Все пожимали плечами, переглядывались. Так и не вспомнили.
Сначала мы видим глаз. Большой, красивый, в комочках туши на ресницах, с небесной синевой на веке. Глазу трудно скрыть восхищение самим собой, выражение его такого, что мы должны понять – не каждому такой глаз дается. Это редкий, уникальный глаз.
А потом возникает рука, как бы со стороны, отнимает зеркальце, грубо отнимает, не ценя красоту, и мы увидим ту самую девочку Олю с «бабы», которая в халатике сидит по-турецки на кровати и смотрит на нас двумя разными глазами – парадным (мы его уже видели) и обыкновенным, который на каждый день.
Оставшись без зеркальца, Оля держит в одной руке кисточку для ресниц, в другой, вытянутой, тушь, в которую поплевывает в этот самый момент ее соседка с другой кровати, в таком же точно халатике. Эта другая девочка остервенело малюет в черный цвет абсолютно рыжие и короткие ресницы, что выглядит смешно и грустно одновременно. Потому что – выясняется – рыжесть никуда человеку не деть. Это Катя.
От одинаковых халатиков кажется, что девчонок много, хотя на самом деле их шестеро. Они все сидят по-турецки на примитивных кроватях и занимаются с упоением черт знает чем.
Одна нарисовала себе такие губы, которые «носили» когда-то давно-давно, в эпоху немого кино. В эту эпоху жили бабушки, а может, и прабабушки наших девочек. Это Лорка-великанша.
У другой же на щеке нарисован цветочек. Наверное, где-то это виделось… Это Муха.
А у третьей вообще оказались две абсолютно разные половины лица. Одно «под китаянку», другое «под негритянку». Это Лиза.
У Фати-татарки – сплошная на лице грязь.
Зеркальце, и помада, и тушь, и коробочка самой дешевой розовой пудры, облаком разлетающейся по сторонам – все общее.
И все эстафетно, в строгой последовательности передается из рук в руки. А потому наша Оля так и продолжает сидеть с одним нарисованным глазом. Она терпеливо ждет своей очереди.
Девочки разговаривают.
Это довольно хитрый разговор, в котором вопрос не обязательно требует ответа, а одно слово, для постороннего – пустое, для них – целая речь.
– Экскаватор…
– Запросто…
– Сыпануть в него гравия… И абзац!
– Колония…
– А Клавдя?
– Умом тронется…
– Голодовку?
– Ой! Ни за что! Умру… У меня такая природа.

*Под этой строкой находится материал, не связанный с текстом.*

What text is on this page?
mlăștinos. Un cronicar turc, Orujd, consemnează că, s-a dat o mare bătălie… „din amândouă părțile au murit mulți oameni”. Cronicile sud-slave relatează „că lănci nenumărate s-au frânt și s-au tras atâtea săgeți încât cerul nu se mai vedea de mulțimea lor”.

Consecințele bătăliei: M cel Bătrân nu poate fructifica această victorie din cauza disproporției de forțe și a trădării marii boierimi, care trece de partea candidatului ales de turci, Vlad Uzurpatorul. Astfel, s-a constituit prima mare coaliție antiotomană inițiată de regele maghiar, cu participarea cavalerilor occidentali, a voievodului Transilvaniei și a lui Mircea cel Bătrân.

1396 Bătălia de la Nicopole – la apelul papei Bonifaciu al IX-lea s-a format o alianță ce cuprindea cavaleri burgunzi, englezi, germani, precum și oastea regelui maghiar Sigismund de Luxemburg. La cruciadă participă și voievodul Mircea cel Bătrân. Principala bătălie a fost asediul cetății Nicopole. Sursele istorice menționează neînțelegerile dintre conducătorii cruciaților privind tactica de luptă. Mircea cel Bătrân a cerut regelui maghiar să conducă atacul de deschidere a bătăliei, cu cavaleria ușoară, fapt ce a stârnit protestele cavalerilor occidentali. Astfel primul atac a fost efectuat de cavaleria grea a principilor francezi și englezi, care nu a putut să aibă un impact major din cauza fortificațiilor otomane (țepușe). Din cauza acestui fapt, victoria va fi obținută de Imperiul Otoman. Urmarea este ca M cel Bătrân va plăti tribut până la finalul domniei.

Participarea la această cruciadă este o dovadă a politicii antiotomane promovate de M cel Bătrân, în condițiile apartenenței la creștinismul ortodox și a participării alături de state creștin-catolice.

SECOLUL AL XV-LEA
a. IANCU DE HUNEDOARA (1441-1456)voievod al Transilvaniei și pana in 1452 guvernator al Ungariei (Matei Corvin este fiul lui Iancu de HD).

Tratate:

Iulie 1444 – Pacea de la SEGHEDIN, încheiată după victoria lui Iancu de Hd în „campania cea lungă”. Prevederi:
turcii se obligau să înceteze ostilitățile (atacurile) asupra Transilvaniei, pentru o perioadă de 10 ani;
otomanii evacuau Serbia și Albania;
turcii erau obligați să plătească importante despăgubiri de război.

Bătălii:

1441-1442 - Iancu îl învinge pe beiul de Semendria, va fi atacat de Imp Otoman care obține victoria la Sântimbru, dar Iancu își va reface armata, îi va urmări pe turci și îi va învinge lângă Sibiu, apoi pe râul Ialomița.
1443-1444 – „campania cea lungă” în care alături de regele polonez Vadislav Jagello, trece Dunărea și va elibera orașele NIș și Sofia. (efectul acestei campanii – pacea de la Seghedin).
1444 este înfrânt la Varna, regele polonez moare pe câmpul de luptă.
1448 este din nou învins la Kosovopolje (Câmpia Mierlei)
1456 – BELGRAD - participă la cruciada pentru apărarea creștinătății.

Я бы все время ела…
– Мри на здоровье…
– Дипломатов ненавижу…
– Им быстро строят…
– Можно кафель побить…
– Колония…
– Клавдя… Вот наше горе…
– У нее пульс сто двадцать в покое. Тук-тук-тук… На улице слышно.
– Идиотка старая! А бегает, как здоровая…
Время от времени то одна, то другая вздыхает перед тем, как проштампованным детдомовским полотенцем вытереть глаз ли, щеку с цветочком или губы. Не сразу ведь достигается нужный художественный эффект. Помучаешься…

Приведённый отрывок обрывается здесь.